Missing Yurok woman brings to light crisis of Missing and Murdered Indigenous Women in Northern California

The toddler was holding her grandfather’s hand when she looked up and saw the rain-soaked picture.

It showed a bright-eyed young woman with long brown hair wearing layers of shell necklaces.

The little girl broke free from her grandfather and ran toward the photograph.

“Mama!” she cried.

The woman in the picture is Emmilee Risling, a 33-year-old mother and a Hupa tribal member of Yurok and Karuk ancestry.

She disappeared six months ago from the Yurok Reservation on the far northern coast of California, a remote paradise that is home to towering sequoias, dense forests and rushing rivers.
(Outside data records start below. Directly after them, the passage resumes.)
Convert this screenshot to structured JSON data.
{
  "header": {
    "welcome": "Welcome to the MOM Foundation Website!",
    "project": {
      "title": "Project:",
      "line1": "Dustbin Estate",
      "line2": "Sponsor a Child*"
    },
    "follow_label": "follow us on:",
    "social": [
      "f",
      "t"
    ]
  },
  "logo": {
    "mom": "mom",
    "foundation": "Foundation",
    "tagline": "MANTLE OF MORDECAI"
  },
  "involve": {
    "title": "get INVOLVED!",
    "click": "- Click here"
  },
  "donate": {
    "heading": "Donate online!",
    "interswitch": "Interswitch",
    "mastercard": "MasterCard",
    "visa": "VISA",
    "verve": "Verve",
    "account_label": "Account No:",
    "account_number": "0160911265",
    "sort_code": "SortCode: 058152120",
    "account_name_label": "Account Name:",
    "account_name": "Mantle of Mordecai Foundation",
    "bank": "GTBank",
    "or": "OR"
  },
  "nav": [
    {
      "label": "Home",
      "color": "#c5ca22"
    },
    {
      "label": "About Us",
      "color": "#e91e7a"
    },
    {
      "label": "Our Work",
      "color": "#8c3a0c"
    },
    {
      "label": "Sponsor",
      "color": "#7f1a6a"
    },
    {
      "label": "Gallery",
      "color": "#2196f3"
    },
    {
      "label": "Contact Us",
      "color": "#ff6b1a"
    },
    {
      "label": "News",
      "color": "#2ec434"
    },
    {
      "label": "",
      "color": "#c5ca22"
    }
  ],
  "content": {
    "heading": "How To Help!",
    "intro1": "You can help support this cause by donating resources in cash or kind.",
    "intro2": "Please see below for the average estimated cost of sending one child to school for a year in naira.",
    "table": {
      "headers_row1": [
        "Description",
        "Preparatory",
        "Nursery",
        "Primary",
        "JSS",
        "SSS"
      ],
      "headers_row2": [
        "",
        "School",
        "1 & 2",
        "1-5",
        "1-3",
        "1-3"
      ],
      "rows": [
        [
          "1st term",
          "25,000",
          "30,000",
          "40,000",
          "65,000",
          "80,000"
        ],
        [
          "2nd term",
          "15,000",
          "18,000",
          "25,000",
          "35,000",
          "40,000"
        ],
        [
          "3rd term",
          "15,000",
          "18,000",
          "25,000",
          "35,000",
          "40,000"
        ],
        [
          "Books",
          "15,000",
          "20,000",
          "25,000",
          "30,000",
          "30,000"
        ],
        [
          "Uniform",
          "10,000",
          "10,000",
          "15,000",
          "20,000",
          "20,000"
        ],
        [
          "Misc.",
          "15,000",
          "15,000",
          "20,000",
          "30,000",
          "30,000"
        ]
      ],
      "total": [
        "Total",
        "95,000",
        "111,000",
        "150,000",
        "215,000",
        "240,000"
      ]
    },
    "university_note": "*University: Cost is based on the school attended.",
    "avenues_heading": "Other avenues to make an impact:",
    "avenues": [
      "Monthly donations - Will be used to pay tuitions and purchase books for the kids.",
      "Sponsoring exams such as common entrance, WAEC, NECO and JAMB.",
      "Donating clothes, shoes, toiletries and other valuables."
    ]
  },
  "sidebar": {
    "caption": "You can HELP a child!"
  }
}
It is also home to California’s largest tribe, one of only two that still reside on their ancestral homeland.

“Yes, that’s your mama,” the grandfather told 21-month-old Josephine in a gentle voice as the child’s teary-eyed grandmother, Judy Risling, sat nearby watching the two.

The three had just walked through the drizzling rain behind about 150 other Yurok tribal members in somber procession to drop red roses and carnations in the Klamath River.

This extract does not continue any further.